Но у критических реалистов это еще было выражением стихийно-материалистического мировоззрения. У социалистических же реалистов — это закономерное следствие научно осознанного материализма, это основа их мировоззрения: «Сущность человека — совокупность всех общественных отношений» (Маркс).

Искусство всегда было образным воплощением определенного понимания жизни. И даже те художники, которые видят в искусстве только бесцельную «игру формами», неизбежно выражают все же определенное мировоззрение.
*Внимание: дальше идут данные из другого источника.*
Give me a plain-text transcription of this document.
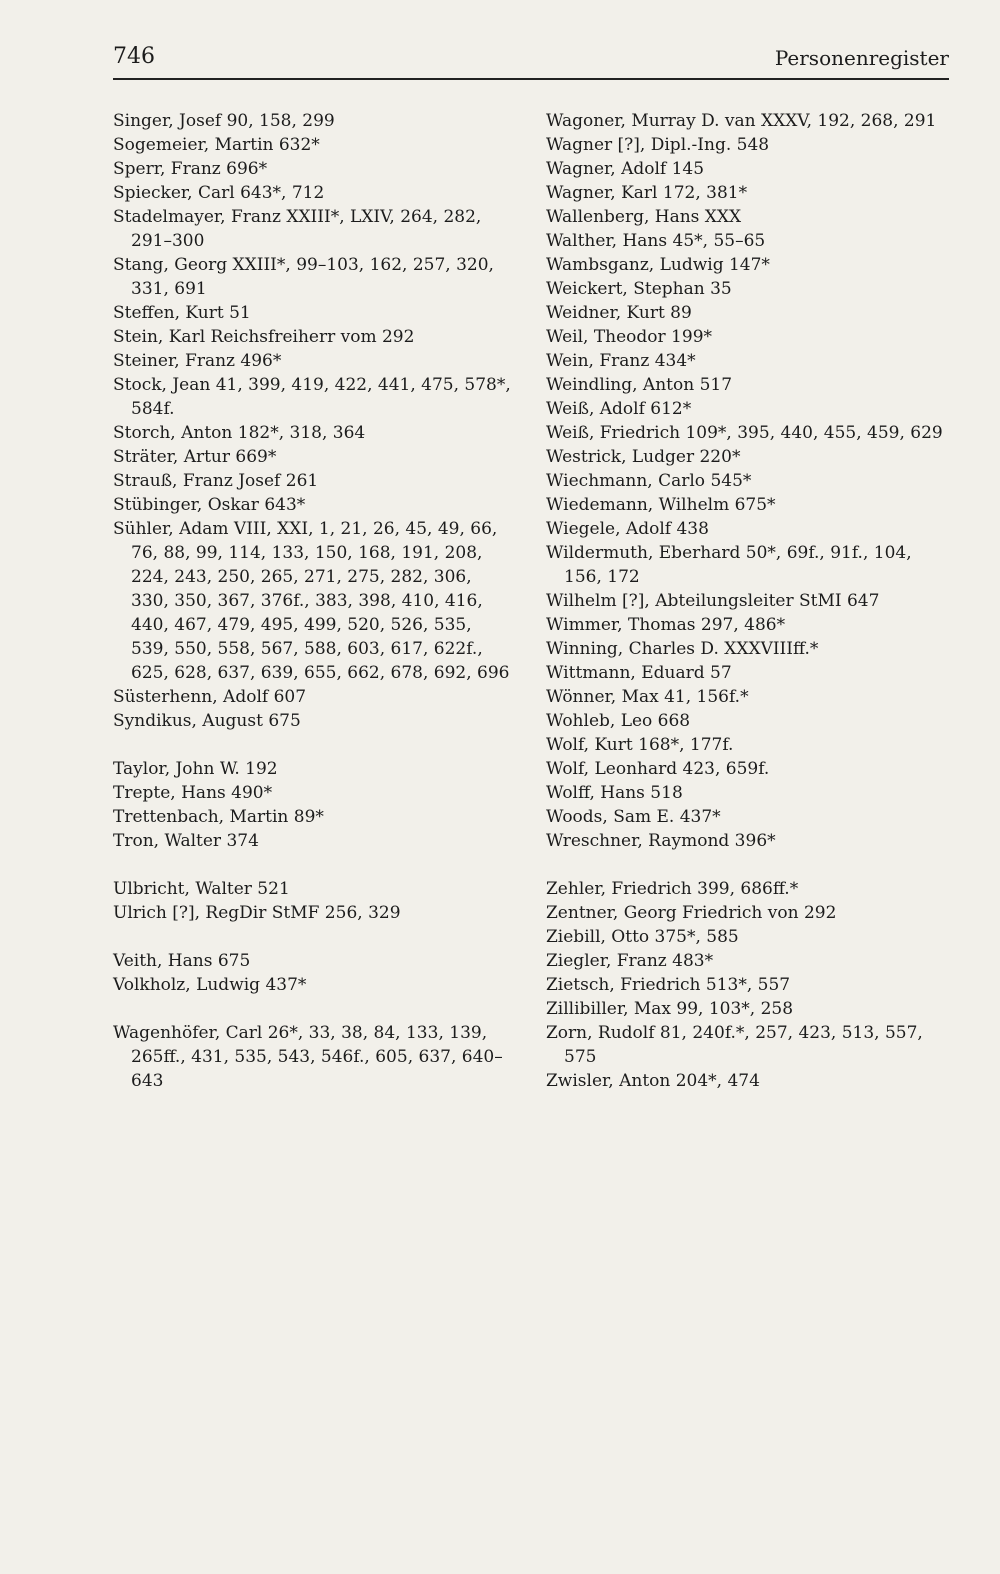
746	Personenregister
Singer, Josef 90, 158, 299
Sogemeier, Martin 632*
Sperr, Franz 696*
Spiecker, Carl 643*, 712
Stadelmayer, Franz XXIII*, LXIV, 264, 282, 291–300
Stang, Georg XXIII*, 99–103, 162, 257, 320, 331, 691
Steffen, Kurt 51
Stein, Karl Reichsfreiherr vom 292
Steiner, Franz 496*
Stock, Jean 41, 399, 419, 422, 441, 475, 578*, 584f.
Storch, Anton 182*, 318, 364
Sträter, Artur 669*
Strauß, Franz Josef 261
Stübinger, Oskar 643*
Sühler, Adam VIII, XXI, 1, 21, 26, 45, 49, 66, 76, 88, 99, 114, 133, 150, 168, 191, 208, 224, 243, 250, 265, 271, 275, 282, 306, 330, 350, 367, 376f., 383, 398, 410, 416, 440, 467, 479, 495, 499, 520, 526, 535, 539, 550, 558, 567, 588, 603, 617, 622f., 625, 628, 637, 639, 655, 662, 678, 692, 696
Süsterhenn, Adolf 607
Syndikus, August 675
Taylor, John W. 192
Trepte, Hans 490*
Trettenbach, Martin 89*
Tron, Walter 374
Ulbricht, Walter 521
Ulrich [?], RegDir StMF 256, 329
Veith, Hans 675
Volkholz, Ludwig 437*
Wagenhöfer, Carl 26*, 33, 38, 84, 133, 139, 265ff., 431, 535, 543, 546f., 605, 637, 640–643
Wagoner, Murray D. van XXXV, 192, 268, 291
Wagner [?], Dipl.-Ing. 548
Wagner, Adolf 145
Wagner, Karl 172, 381*
Wallenberg, Hans XXX
Walther, Hans 45*, 55–65
Wambsganz, Ludwig 147*
Weickert, Stephan 35
Weidner, Kurt 89
Weil, Theodor 199*
Wein, Franz 434*
Weindling, Anton 517
Weiß, Adolf 612*
Weiß, Friedrich 109*, 395, 440, 455, 459, 629
Westrick, Ludger 220*
Wiechmann, Carlo 545*
Wiedemann, Wilhelm 675*
Wiegele, Adolf 438
Wildermuth, Eberhard 50*, 69f., 91f., 104, 156, 172
Wilhelm [?], Abteilungsleiter StMI 647
Wimmer, Thomas 297, 486*
Winning, Charles D. XXXVIIIff.*
Wittmann, Eduard 57
Wönner, Max 41, 156f.*
Wohleb, Leo 668
Wolf, Kurt 168*, 177f.
Wolf, Leonhard 423, 659f.
Wolff, Hans 518
Woods, Sam E. 437*
Wreschner, Raymond 396*
Zehler, Friedrich 399, 686ff.*
Zentner, Georg Friedrich von 292
Ziebill, Otto 375*, 585
Ziegler, Franz 483*
Zietsch, Friedrich 513*, 557
Zillibiller, Max 99, 103*, 258
Zorn, Rudolf 81, 240f.*, 257, 423, 513, 557, 575
Zwisler, Anton 204*, 474
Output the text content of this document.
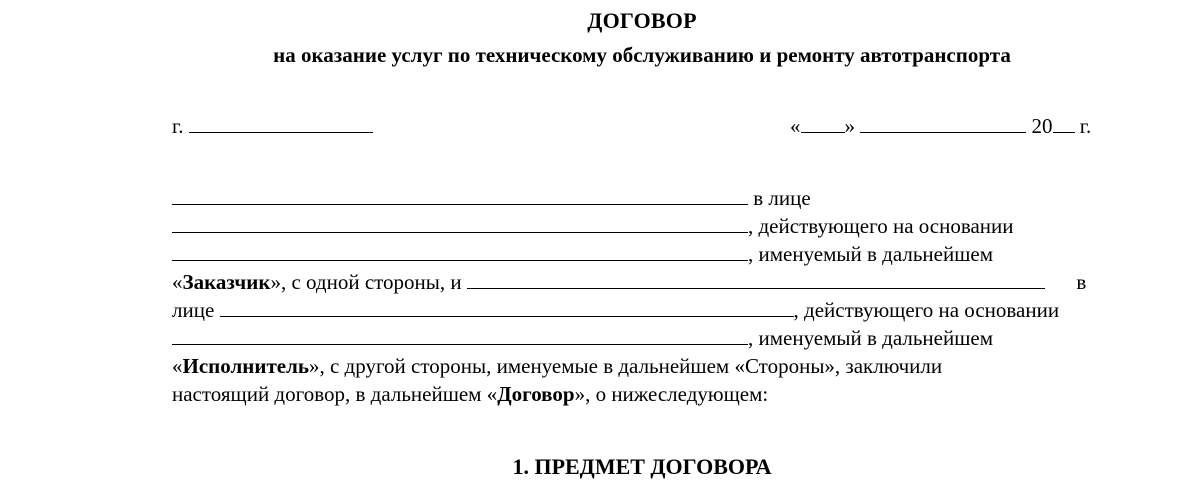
ДОГОВОР
на оказание услуг по техническому обслуживанию и ремонту автотранспорта
г.	« »	20 г.
в лице
, действующего на основании
, именуемый в дальнейшем
«Заказчик», с одной стороны, и	в
лице	, действующего на основании
, именуемый в дальнейшем
«Исполнитель», с другой стороны, именуемые в дальнейшем «Стороны», заключили
настоящий договор, в дальнейшем «Договор», о нижеследующем:
1. ПРЕДМЕТ ДОГОВОРА
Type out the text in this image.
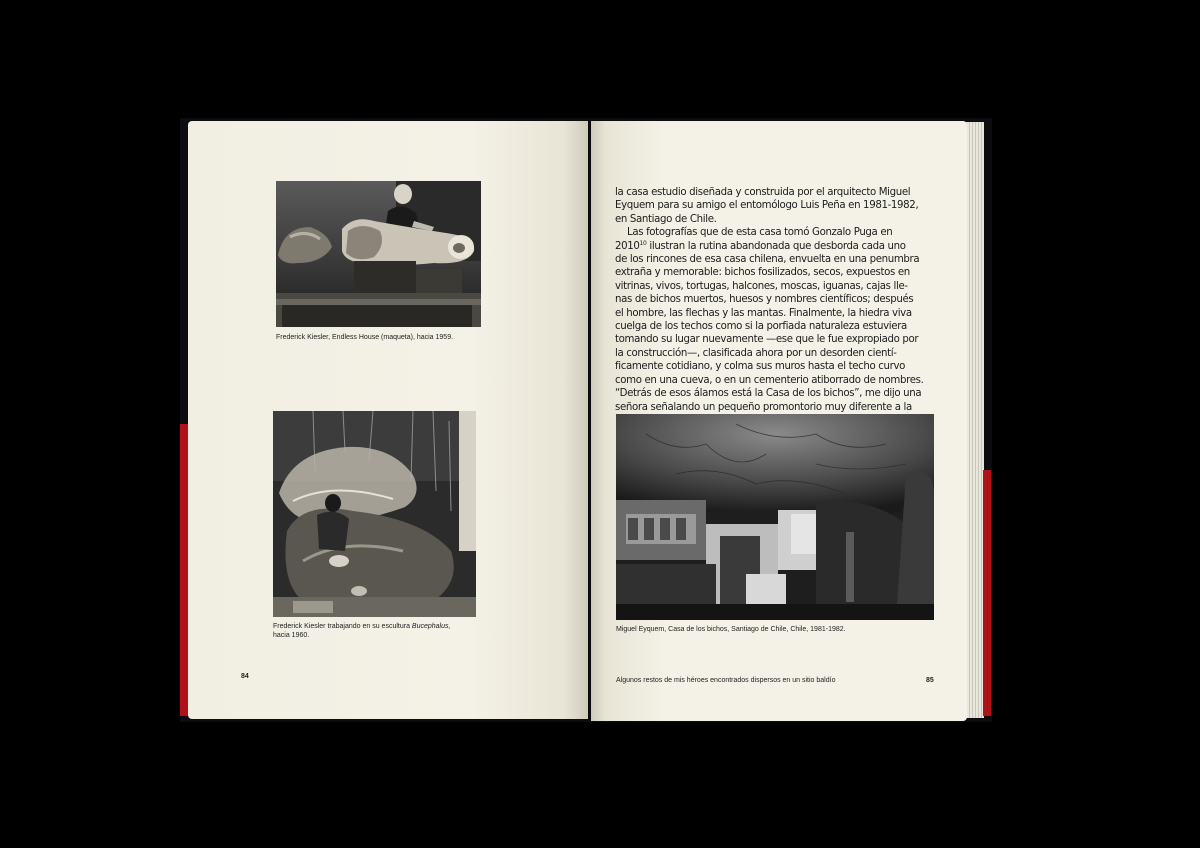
Frederick Kiesler, Endless House (maqueta), hacia 1959.
Frederick Kiesler trabajando en su escultura Bucephalus,
hacia 1960.
84
la casa estudio diseñada y construida por el arquitecto Miguel
Eyquem para su amigo el entomólogo Luis Peña en 1981-1982,
en Santiago de Chile.
Las fotografías que de esta casa tomó Gonzalo Puga en
2010$^{10}$ ilustran la rutina abandonada que desborda cada uno
de los rincones de esa casa chilena, envuelta en una penumbra
extraña y memorable: bichos fosilizados, secos, expuestos en
vitrinas, vivos, tortugas, halcones, moscas, iguanas, cajas lle-
nas de bichos muertos, huesos y nombres científicos; después
el hombre, las flechas y las mantas. Finalmente, la hiedra viva
cuelga de los techos como si la porfiada naturaleza estuviera
tomando su lugar nuevamente —ese que le fue expropiado por
la construcción—, clasificada ahora por un desorden cientí-
ficamente cotidiano, y colma sus muros hasta el techo curvo
como en una cueva, o en un cementerio atiborrado de nombres.
“Detrás de esos álamos está la Casa de los bichos”, me dijo una
señora señalando un pequeño promontorio muy diferente a la
Miguel Eyquem, Casa de los bichos, Santiago de Chile, Chile, 1981-1982.
Algunos restos de mis héroes encontrados dispersos en un sitio baldío	85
Суть дела, стадо быть, не в том, что художник исходит из определенного мировоззрения. Суть в том, каково качество этого мировоззрения. И лишь в том случае мы вправе говорить о «схеме», когда мировоззрение искусственно предустанавливается, а затем «накладывается» на мир, извращая его закономерности.

Но ведь как раз модернизм, в отличие от реализма, исходит из такой искусственной схемы, которая в разных вариантах и преподносится символистами, экзистенциалистами, абстракционистами, фрейдистами: мир — зловонная тюрьма, жестокий абсурд; спасение человека в «Мечте», «дионисийстве», Христе, теософии, «экзистенции»; в мире господствуют неизменные «инстинкты», инцест и т. п. Но разве все эти концепции не есть прокрустово ложе, созданное произволом художника? Разве поэтизация «спасения» человека в религии, «Мечте», «экзистенции», теософии не есть обращение от одного «непознанного» мира к другой, еще более изощрённой его форме?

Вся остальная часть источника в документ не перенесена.